Monday, November 8, 2010

A-patriotic

Suddenly for some reason I am seized with doubts about my own country. Is it because I never read the news very thoroughly back when I was in India? Has my sudden separation from India suddenly and Bollywood-ishtyle-ly inspired in me a desire to stay up-to-date? Or is it merely the fact that events in recent times have taken a turn for the worse?

Of course, that India is not utopia is obvious. Nor are all bureaucrats, politicians and the like benign. Nor is the general public sensible, or even sympathetic. This is not to say that I am willing to ignore all the glaring inequities that exist in the country, and that seem to grow with development, or the fact that in human development India ranks far far below. Yet, somehow the image in my mind was of a country, and a government, trying to take care of the people, in spite of its flaws. I always kind of assumed that we might be dumb, stupid and selfish, but nevertheless we were somehow in the same boat.

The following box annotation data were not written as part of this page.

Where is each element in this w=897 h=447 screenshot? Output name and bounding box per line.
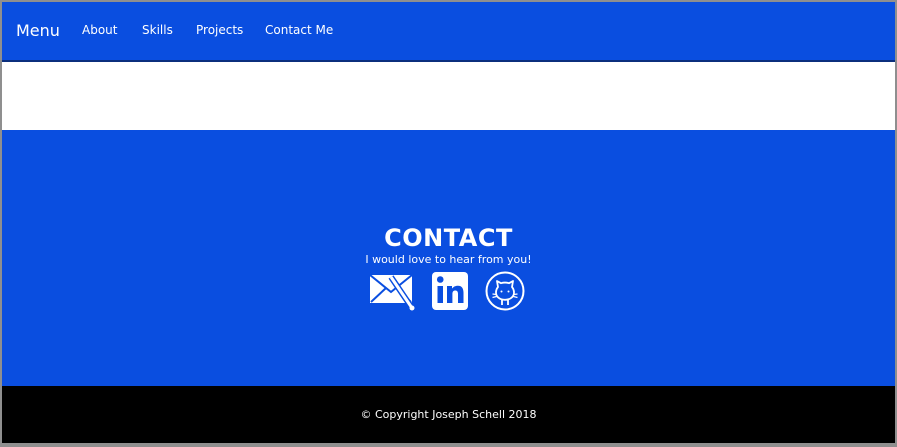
menu-brand[interactable]: Menu (16, 21, 60, 41)
nav-projects[interactable]: Projects (196, 22, 243, 38)
top-navbar: Menu About Skills Projects Contact Me (2, 2, 895, 62)
email-link[interactable] (367, 270, 417, 312)
nav-skills[interactable]: Skills (142, 22, 173, 38)
github-icon (484, 270, 526, 312)
nav-about[interactable]: About (82, 22, 117, 38)
contact-subtitle: I would love to hear from you! (365, 253, 532, 266)
envelope-icon (367, 270, 417, 312)
contact-section: CONTACT I would love to hear from you! (2, 130, 895, 386)
social-icons (367, 270, 527, 312)
page-footer: © Copyright Joseph Schell 2018 (2, 386, 895, 443)
nav-contact-me[interactable]: Contact Me (265, 22, 333, 38)
page-frame: Menu About Skills Projects Contact Me CO… (2, 2, 895, 443)
copyright-text: © Copyright Joseph Schell 2018 (360, 408, 537, 421)
linkedin-link[interactable] (431, 270, 471, 312)
contact-title: CONTACT (384, 224, 513, 253)
white-banner-strip (2, 62, 895, 130)
github-link[interactable] (484, 270, 526, 312)
linkedin-icon (431, 270, 471, 312)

Two things have contributed to my growing doubts. The first was Arundhati Roy's comments about Kashmir, and the second was a talk I recently attended about human rights violations in Kashmir. Probably human rights abuses happen in almost every part of the country, in some form of the other; what shocked me was the constant reference to India as a "State", sometimes even as an "occupying power" that was systematically perpetrating these violations. It was weird to hear about the "Government of India" in the same vein that we used to hear about the "British Empire" in our school history classes. Are we suddenly an imperial power come to rule all the innocent Kashmiris, tribals and poor people, as Roy seems to make it out to be?

But who is "We"? What is the identity of this country that I call India? Am I not as much a part of it as a farmer in Andhra Pradesh, or Manipur, or Kashmir? Do I not share the identity of being an Indian with all these people? Why these doubts and questions and the injustices being perpetrated by "the Government of India"? Why is the problem suddenly external? Why do these walls suddenly crop up between the "have's" and the "have nots"? Or rather, why do these walls suddenly take the form of national, race or caste boundaries, as if somehow independence from "the ruler" automatically implies upliftment for "the ruled"?


I am not taking the side of the "Government of India", or the big "Corporations" or all those people upon whom we have agreed to place the blame. Nor am I attempting to take a stand on Roy's, or anybody else's, opinions about whether Kashmir should be independent or not. All I am asking is that, when every human being in the world needs the same basic rights to well-being and life, why are always battle lines drawn? How come that there is always that ruler who is a tyrant and the people who are exploited, and how come that no matter how many revolutions and freedom struggles come and go, the exploited always remain the exploited? Is it ever possible that there is "good governance", that the society is just and equitable, and that development reaches the lowest rung of the ladder as much as(and hopefully more than) it reaches the  highest rung?

Did we not, when we became independent as a nation, found ourselves on principles of equality and liberty? Where then do such questions come from? Why are we not one nation on the arduous path of development; why are we a million nations fighting ourselves?

3 comments:

AB said...

Have wanted to write on this for a long time.
The idea of India is becoming more fragile by the day. Half of the nation wants separation, the other half wants a new state and/or more autonomy.
As for human rights violations, the situation in the North East is more pathetic than Kashmir. President's rule at the drop of a hat, brutal suppression of dissidents, racism, pilfering of resources and being forgotten when it comes to sharing the pie. That's their lot. As an aside, how would you like it if you visit the nation's capital for the first time and the people leer at you like you are an oriental prostitute?
Arundhati Roy is a bitch though. If anything else, she's not helping the situation one bit. She keeps parroting all these causes without suggesting solutions.
I will blog on it someday.

ghostwriter said...

I agree with your views on Arundhati Roy; I guess the only role she plays is to cause random agitations in society...

Yes, the situation in the north-east is arguably more severe..I chose Kashmir to talk about because the disconnect between what the situation is in Kashmir and what the general public's knowledge is about the situation is (at least emotionally) greater. But again, it's the same story; somehow Indians can't seem to find anything to unite over anymore...

cs1060189 said...

I was in Kashmir when the protests started and was lucky enough to get out of the "paradise" in time. There was absolutely no indication of what was about to happen. The reason, I believe, is underdevelopment and unemployment (http://en.wikipedia.org/wiki/War#Youth_bulge_theory), which is the result of constant strife and terrorism. Its these missing "basic rights to well-being and life" and a belief that it is because of GOI, that result in this kind of a conflict.